Figure 2: Export Self-Signed certificate
2. Publish Self-Signed certificate as trusted via Group Policy
It is possible to publish the exported certificate in a user's personal store by using Group Policies. In the following example, I have started the Group Policy Management console to create a new group policy and apply it to the domain (Figure 3).

Figure 3: Create and link a new GPO to the domain
I called the new GPO Trust Self Signed Certificate, and I am not using any Source Starter GPO (Figure 4).

Figure 4: Name New GPO
Since I want to import the exported Self-Signed certificate, I drill down to User Configuration, Policies, Windows Settings, Public Key Policies, and right-click Trusted People to start the Certificate Import Wizard (Figure 5).

Figure 5: Start the Certificate Import Wizard
I specify the file I previously created by running Export-ExchangeCertificate, and click Next to continue (Figure 6).

Figure 6: Select File to Import
Next, I enter the password I used to export the private key, and click Next to continue (Figure 7).

Figure 7: Type the password used to protect the private key
The certificate store where the certificate will be stored is set to Personal Store, I click Next to continue (Figure 8).

Figure 8: Select Certificate Store where certificate will be kept
To finish I click Finish after reviewing the given settings (Figure 9).

Figure 9: Completing the Certificate Import Wizard
The Certificate Import Wizard will tell me that the import completed successfully. When clicking OK and the import is done, and the group policy is ready to be applied (Figure 10).

Figure 10: The import was successful
Next time a user logs in to the domain, or the group policy refresh kicks in, the Self-Signed certificate will be marked as trusted. As can be seen when gaining access to Outlook Web Access (Figure 11).

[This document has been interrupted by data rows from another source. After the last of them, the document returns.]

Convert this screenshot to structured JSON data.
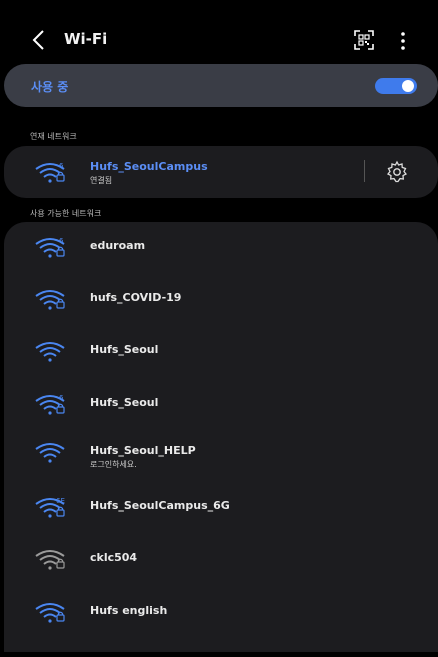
{
  "header": {
    "title": "Wi-Fi"
  },
  "toggle": {
    "label": "사용 중",
    "on": true
  },
  "sections": {
    "current": "연재 네트워크",
    "available": "사용 가능한 네트워크"
  },
  "current_network": {
    "name": "Hufs_SeoulCampus",
    "status": "연결됨",
    "lock_badge": ""
  },
  "networks": [
    {
      "name": "eduroam",
      "sub": "",
      "badge": "6",
      "lock": true
    },
    {
      "name": "hufs_COVID-19",
      "sub": "",
      "badge": "",
      "lock": true
    },
    {
      "name": "Hufs_Seoul",
      "sub": "",
      "badge": "",
      "lock": false
    },
    {
      "name": "Hufs_Seoul",
      "sub": "",
      "badge": "6",
      "lock": true
    },
    {
      "name": "Hufs_Seoul_HELP",
      "sub": "로그인하세요.",
      "badge": "",
      "lock": false
    },
    {
      "name": "Hufs_SeoulCampus_6G",
      "sub": "",
      "badge": "6E",
      "lock": true
    },
    {
      "name": "cklc504",
      "sub": "",
      "badge": "",
      "lock": true
    },
    {
      "name": "Hufs english",
      "sub": "",
      "badge": "",
      "lock": true
    }
  ],
  "colors": {
    "accent": "#3f7bec",
    "wifi_blue": "#4a86f0",
    "wifi_gray": "#9a9a9a"
  },
  "icons": {
    "back": "chevron-left-icon",
    "qr": "qr-code-icon",
    "more": "more-vertical-icon",
    "wifi": "wifi-icon",
    "gear": "gear-icon"
  }
}
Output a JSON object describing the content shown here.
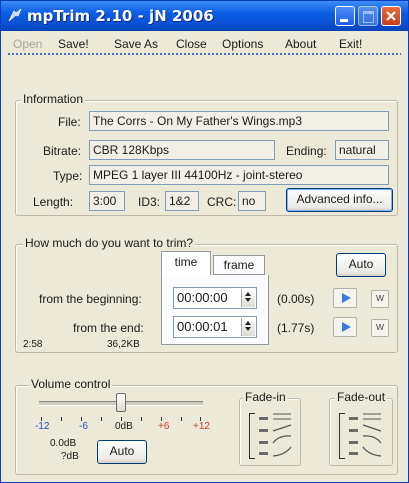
{
  "window": {
    "title": "mpTrim 2.10 - jN 2006"
  },
  "menu": {
    "items": [
      "Open",
      "Save!",
      "Save As",
      "Close",
      "Options",
      "About",
      "Exit!"
    ],
    "disabled": [
      "Open"
    ]
  },
  "information": {
    "group_title": "Information",
    "file_label": "File:",
    "file_value": "The Corrs - On My Father's Wings.mp3",
    "bitrate_label": "Bitrate:",
    "bitrate_value": "CBR 128Kbps",
    "ending_label": "Ending:",
    "ending_value": "natural",
    "type_label": "Type:",
    "type_value": "MPEG 1 layer III 44100Hz - joint-stereo",
    "length_label": "Length:",
    "length_value": "3:00",
    "id3_label": "ID3:",
    "id3_value": "1&2",
    "crc_label": "CRC:",
    "crc_value": "no",
    "advanced_button": "Advanced info..."
  },
  "trim": {
    "group_title": "How much do you want to trim?",
    "tab_time": "time",
    "tab_frame": "frame",
    "auto_button": "Auto",
    "beginning_label": "from the beginning:",
    "beginning_value": "00:00:00",
    "beginning_seconds": "(0.00s)",
    "end_label": "from the end:",
    "end_value": "00:00:01",
    "end_seconds": "(1.77s)",
    "w_label": "w",
    "duration": "2:58",
    "size": "36,2KB"
  },
  "volume": {
    "group_title": "Volume control",
    "scale": [
      "-12",
      "-6",
      "0dB",
      "+6",
      "+12"
    ],
    "level_fraction": 0.5,
    "gain_db": "0.0dB",
    "peak": "?dB",
    "auto_button": "Auto",
    "fade_in_label": "Fade-in",
    "fade_out_label": "Fade-out"
  },
  "colors": {
    "titlebar": "#0a5ee6",
    "accent": "#3a7ae0",
    "scale_red": "#d83a2a",
    "scale_blue": "#2a4fc8"
  }
}
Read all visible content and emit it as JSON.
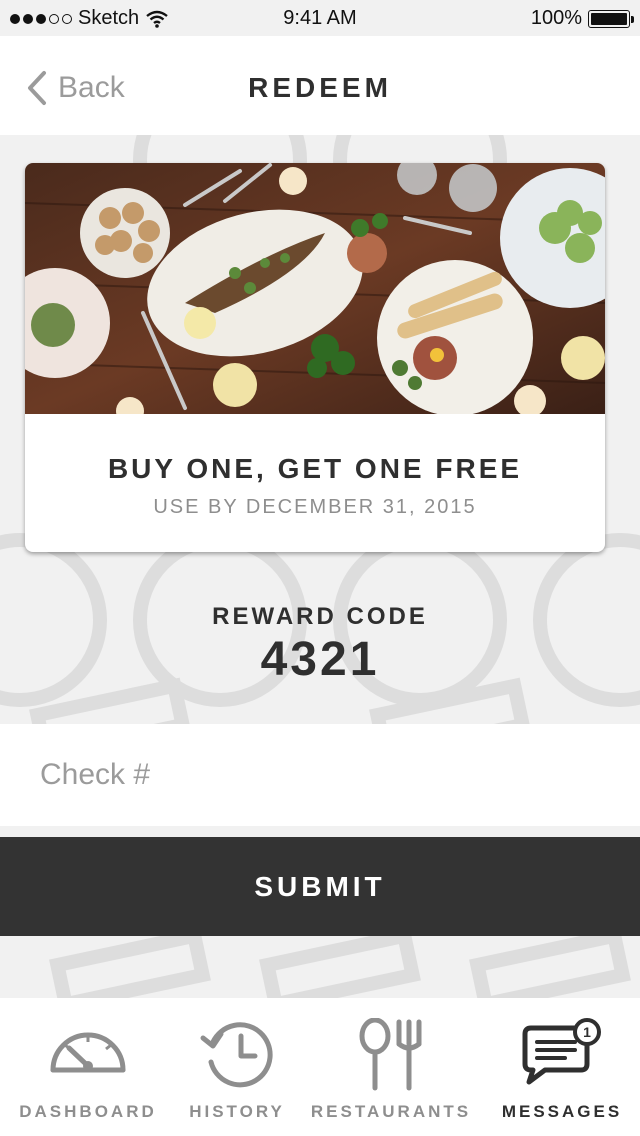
{
  "status_bar": {
    "carrier": "Sketch",
    "time": "9:41 AM",
    "battery": "100%"
  },
  "nav": {
    "back_label": "Back",
    "title": "REDEEM"
  },
  "offer": {
    "title": "BUY ONE, GET ONE FREE",
    "expiry": "USE BY DECEMBER 31, 2015"
  },
  "reward": {
    "label": "REWARD CODE",
    "code": "4321"
  },
  "check": {
    "placeholder": "Check #",
    "value": ""
  },
  "submit_label": "SUBMIT",
  "tabs": [
    {
      "label": "DASHBOARD",
      "icon": "gauge-icon",
      "active": false
    },
    {
      "label": "HISTORY",
      "icon": "history-icon",
      "active": false
    },
    {
      "label": "RESTAURANTS",
      "icon": "fork-spoon-icon",
      "active": false
    },
    {
      "label": "MESSAGES",
      "icon": "message-icon",
      "active": true,
      "badge": "1"
    }
  ],
  "colors": {
    "background": "#f1f1f1",
    "primary_dark": "#333333",
    "text_dark": "#2f2f2f",
    "text_muted": "#8e8e8e"
  }
}
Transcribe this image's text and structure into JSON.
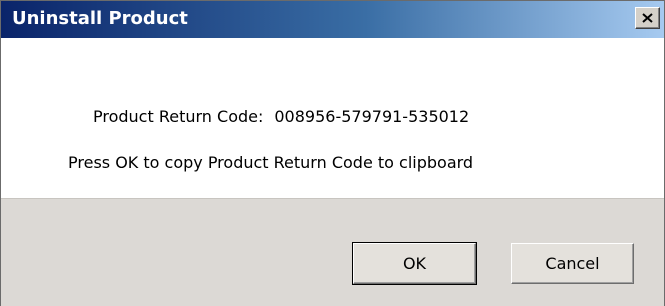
{
  "window": {
    "title": "Uninstall Product",
    "close_icon": "close-x-icon"
  },
  "message": {
    "code_label": "Product Return Code:",
    "code_value": "008956-579791-535012",
    "instruction": "Press OK to copy Product Return Code to clipboard"
  },
  "buttons": {
    "ok_label": "OK",
    "cancel_label": "Cancel"
  },
  "colors": {
    "titlebar_start": "#0a246a",
    "titlebar_end": "#a6caf0",
    "footer_bg": "#dcd9d5",
    "button_face": "#e4e1dc"
  }
}
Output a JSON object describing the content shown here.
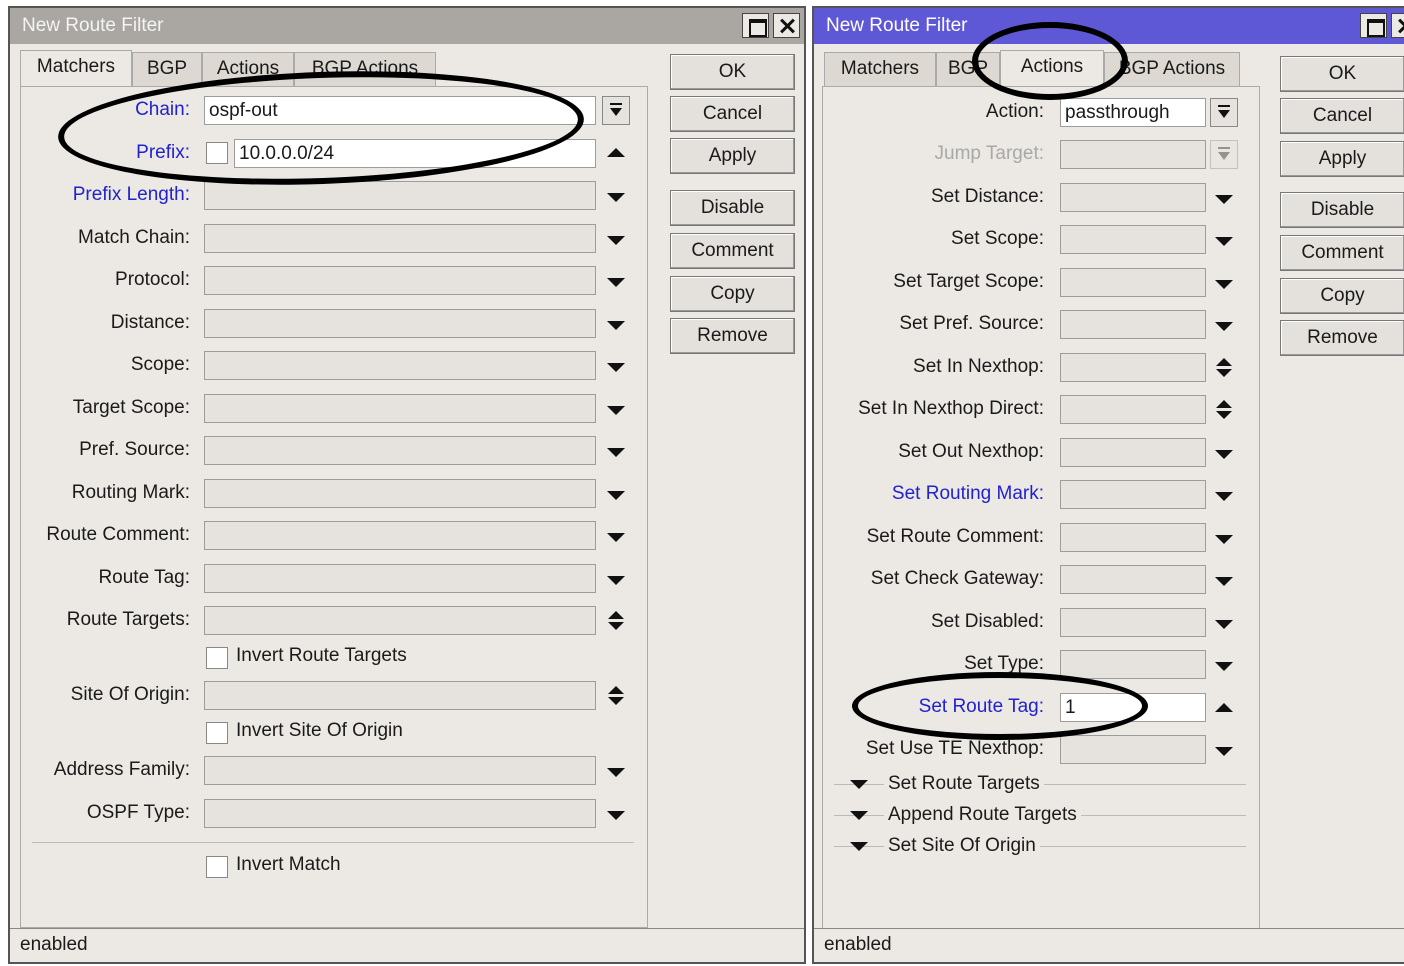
{
  "left_window": {
    "title": "New Route Filter",
    "tabs": [
      "Matchers",
      "BGP",
      "Actions",
      "BGP Actions"
    ],
    "active_tab": "Matchers",
    "fields": {
      "chain": {
        "label": "Chain:",
        "value": "ospf-out"
      },
      "prefix": {
        "label": "Prefix:",
        "value": "10.0.0.0/24"
      },
      "prefix_length": {
        "label": "Prefix Length:",
        "value": ""
      },
      "match_chain": {
        "label": "Match Chain:",
        "value": ""
      },
      "protocol": {
        "label": "Protocol:",
        "value": ""
      },
      "distance": {
        "label": "Distance:",
        "value": ""
      },
      "scope": {
        "label": "Scope:",
        "value": ""
      },
      "target_scope": {
        "label": "Target Scope:",
        "value": ""
      },
      "pref_source": {
        "label": "Pref. Source:",
        "value": ""
      },
      "routing_mark": {
        "label": "Routing Mark:",
        "value": ""
      },
      "route_comment": {
        "label": "Route Comment:",
        "value": ""
      },
      "route_tag": {
        "label": "Route Tag:",
        "value": ""
      },
      "route_targets": {
        "label": "Route Targets:",
        "value": ""
      },
      "site_of_origin": {
        "label": "Site Of Origin:",
        "value": ""
      },
      "address_family": {
        "label": "Address Family:",
        "value": ""
      },
      "ospf_type": {
        "label": "OSPF Type:",
        "value": ""
      }
    },
    "checkboxes": {
      "invert_route_targets": "Invert Route Targets",
      "invert_site_of_origin": "Invert Site Of Origin",
      "invert_match": "Invert Match"
    },
    "buttons": [
      "OK",
      "Cancel",
      "Apply",
      "Disable",
      "Comment",
      "Copy",
      "Remove"
    ],
    "status": "enabled"
  },
  "right_window": {
    "title": "New Route Filter",
    "tabs": [
      "Matchers",
      "BGP",
      "Actions",
      "BGP Actions"
    ],
    "active_tab": "Actions",
    "fields": {
      "action": {
        "label": "Action:",
        "value": "passthrough"
      },
      "jump_target": {
        "label": "Jump Target:",
        "value": ""
      },
      "set_distance": {
        "label": "Set Distance:",
        "value": ""
      },
      "set_scope": {
        "label": "Set Scope:",
        "value": ""
      },
      "set_target_scope": {
        "label": "Set Target Scope:",
        "value": ""
      },
      "set_pref_source": {
        "label": "Set Pref. Source:",
        "value": ""
      },
      "set_in_nexthop": {
        "label": "Set In Nexthop:",
        "value": ""
      },
      "set_in_nexthop_direct": {
        "label": "Set In Nexthop Direct:",
        "value": ""
      },
      "set_out_nexthop": {
        "label": "Set Out Nexthop:",
        "value": ""
      },
      "set_routing_mark": {
        "label": "Set Routing Mark:",
        "value": ""
      },
      "set_route_comment": {
        "label": "Set Route Comment:",
        "value": ""
      },
      "set_check_gateway": {
        "label": "Set Check Gateway:",
        "value": ""
      },
      "set_disabled": {
        "label": "Set Disabled:",
        "value": ""
      },
      "set_type": {
        "label": "Set Type:",
        "value": ""
      },
      "set_route_tag": {
        "label": "Set Route Tag:",
        "value": "1"
      },
      "set_use_te_nexthop": {
        "label": "Set Use TE Nexthop:",
        "value": ""
      }
    },
    "sections": [
      "Set Route Targets",
      "Append Route Targets",
      "Set Site Of Origin"
    ],
    "buttons": [
      "OK",
      "Cancel",
      "Apply",
      "Disable",
      "Comment",
      "Copy",
      "Remove"
    ],
    "status": "enabled"
  },
  "colors": {
    "active_title": "#5e58d6",
    "inactive_title": "#aaa7a3",
    "highlight_label": "#2222cc",
    "window_bg": "#ece9e4"
  }
}
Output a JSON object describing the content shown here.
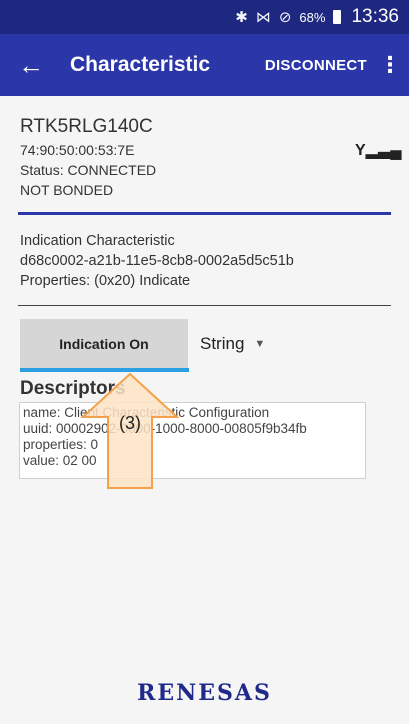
{
  "status_bar": {
    "icons": [
      "bluetooth-icon",
      "vibrate-icon",
      "do-not-disturb-icon"
    ],
    "battery": "68%",
    "time": "13:36"
  },
  "app_bar": {
    "back_glyph": "←",
    "title": "Characteristic",
    "disconnect_label": "DISCONNECT",
    "more_glyph": "⋮"
  },
  "device": {
    "name": "RTK5RLG140C",
    "address": "74:90:50:00:53:7E",
    "status": "Status: CONNECTED",
    "bond": "NOT BONDED",
    "signal_glyph": "Y▂▃▄"
  },
  "characteristic": {
    "name": "Indication Characteristic",
    "uuid": "d68c0002-a21b-11e5-8cb8-0002a5d5c51b",
    "properties": "Properties: (0x20) Indicate"
  },
  "controls": {
    "indication_button": "Indication On",
    "type_value": "String"
  },
  "descriptors": {
    "title": "Descriptors",
    "lines": [
      "name: Client Characteristic Configuration",
      "uuid: 00002902-0000-1000-8000-00805f9b34fb",
      "properties: 0",
      "value: 02 00"
    ]
  },
  "callout": {
    "label": "(3)",
    "color": "#f5a04a",
    "fill": "#fde3c4"
  },
  "brand": {
    "logo": "RENESAS",
    "accent": "#2b36a8",
    "status_bar": "#1e2880"
  }
}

Figure 11: Self-Signed certificate = Trusted
Getting a certificate from a public certification authority

Even though Exchange 2007 does generate a self-signed certificate during installation, and you can enable clients to trust it, you need to keep in mind what I wrote in the first part of this article:

1. Self-Signed certificates are only valid for one year
2. Self-Signed Certificate are only trusted by its issuer
3. Self-Signed Certificates are not supported for Outlook Anywhere nor Exchange ActiveSync

Therefore it is recommended that you get yourself a certificate from a certification authority. You can choose to deploy your own certification authority, or you could get a certificate from a public certification authority. It is recommended by Microsoft to get a certificate from a public certification authority in the following situations:

• External client access to Exchange (POP, IMAP, Outlook Web Access, Outlook Anywhere, Exchange ActiveSync, Autodiscover)
• If you want to setup Domain security with partner organizations

If you do get a certificate from a public certification authority, you will save yourself a lot of administrative hassle of getting your certification authority recognized as a trusted one by non-domain joined clients, and/or partner organizations that want to configure domain security with your Exchange environment.
Microsoft has published a knowledge base article (Unified Communications Certificate Partners for Exchange 2007 and for Communications Server 2007) with a list of certification authorities that issue Unified Communications Certificates for Microsoft Exchange and for Communications Server 2007, which can be used to deploy the Domain Security feature.
What is a public certification authority?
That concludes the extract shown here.